Chemistry in the Community does not satisfy the prerequisites for future honors or AP classes.  Students who successfully complete this course can appeal for admission to honors or AP.

UC/CSU Subject D Approval (pending)

Spanish for Heritage Speakers 1 – Honors

Heritage speakers are individuals who have a strong linguistic, familial and cultural connection to a language other than the one used in their formal education.

Spanish for Heritage Speakers 1 Honors will build upon the deep knowledge that heritage speakers of Spanish bring to the language classroom.  With a focus on the formal registers of Spanish, this course will advance a student’s proficiency in Spanish for multiple contexts–academic, professional, and personal.  Special attention will be given to building vocabulary for specific contexts, using advanced grammar, strengthening formal composition skills, and deepening academic reading ability.  In this course, students will increase their knowledge of a variety of topics including but not limited to topics such as identity, communities, world challenges, and literature from the Spanish speaking world.  Taught exclusively in Spanish, this course is designed for heritage speakers only.

Upon successful completion of this course and the course final exam, students are recommended to enroll in further Spanish courses, such as Spanish Heritage Speakers 2 – Honors.

UC/CSU Subject E Approval (pending)

Religious Studies 201: Christology

At a pivotal moment in the Gospel of Matthew, Jesus asks his disciples “Who do you say that I am?”  The confusion that ensues among his followers is emblematic of the struggle that Christians and non-Christians alike have had throughout history to answer that very question.  In this course, students will be challenged to offer their own unique contributions to the discourse on the identity of Jesus.  They will grapple directly with the question Jesus posed to his disciples by developing responses based on multiple and intersecting paradigms: the personal, the historical, the theological, and the anthropological to name just a few.  Effectively engaging with the course will lead to greater skills in the areas of critical thinking, cultural competency, and religious imagination, among others.
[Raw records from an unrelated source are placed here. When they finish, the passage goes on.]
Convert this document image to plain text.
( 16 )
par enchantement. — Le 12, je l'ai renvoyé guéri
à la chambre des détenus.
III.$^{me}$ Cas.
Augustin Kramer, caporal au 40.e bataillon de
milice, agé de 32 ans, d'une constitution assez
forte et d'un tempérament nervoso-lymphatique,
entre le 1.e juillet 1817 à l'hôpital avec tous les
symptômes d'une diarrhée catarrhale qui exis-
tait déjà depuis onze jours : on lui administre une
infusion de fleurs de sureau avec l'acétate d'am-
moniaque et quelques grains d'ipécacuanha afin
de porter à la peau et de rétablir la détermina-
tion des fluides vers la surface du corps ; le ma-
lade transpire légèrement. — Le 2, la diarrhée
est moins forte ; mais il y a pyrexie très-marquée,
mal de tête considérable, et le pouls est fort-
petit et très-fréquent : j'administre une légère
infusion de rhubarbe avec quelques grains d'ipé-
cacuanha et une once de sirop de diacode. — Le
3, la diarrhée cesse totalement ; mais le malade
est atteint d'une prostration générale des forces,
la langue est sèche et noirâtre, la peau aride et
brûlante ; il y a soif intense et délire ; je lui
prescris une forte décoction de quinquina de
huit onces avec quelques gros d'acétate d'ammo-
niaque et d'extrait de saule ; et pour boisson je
Physical Education 316: Foundations in Kinesiology 2

Foundations of Kinesiology is a course that introduces students to the field of Kinesiology and its overall relationship with exercise science, sports performance, and sports psychology.  This UC/CSU approved College Prep Elective (“G”) course will be taught in two one-semester courses allowing maximum flexibility in scheduling.  Students do not have to take Foundations of Kinesiology 1 to take Foundations of Kinesiology 2.

While each course will share common threads in training, nutrition, sports, psychology, and basic human anatomy, each course offers a slightly different approach to discovering the keys that improve performance.  Both courses will involve some physical activity.

Foundations of Kinesiology 2 will concentrate on “why” the body moves by understanding the relationship between fitness principles of exercise and how to improve sports performance.  Foundations 2 will also introduce to students the vocations/careers associated with the field of Kinesiology.

*This class will be offered pending staffing availability and adequate enrollment.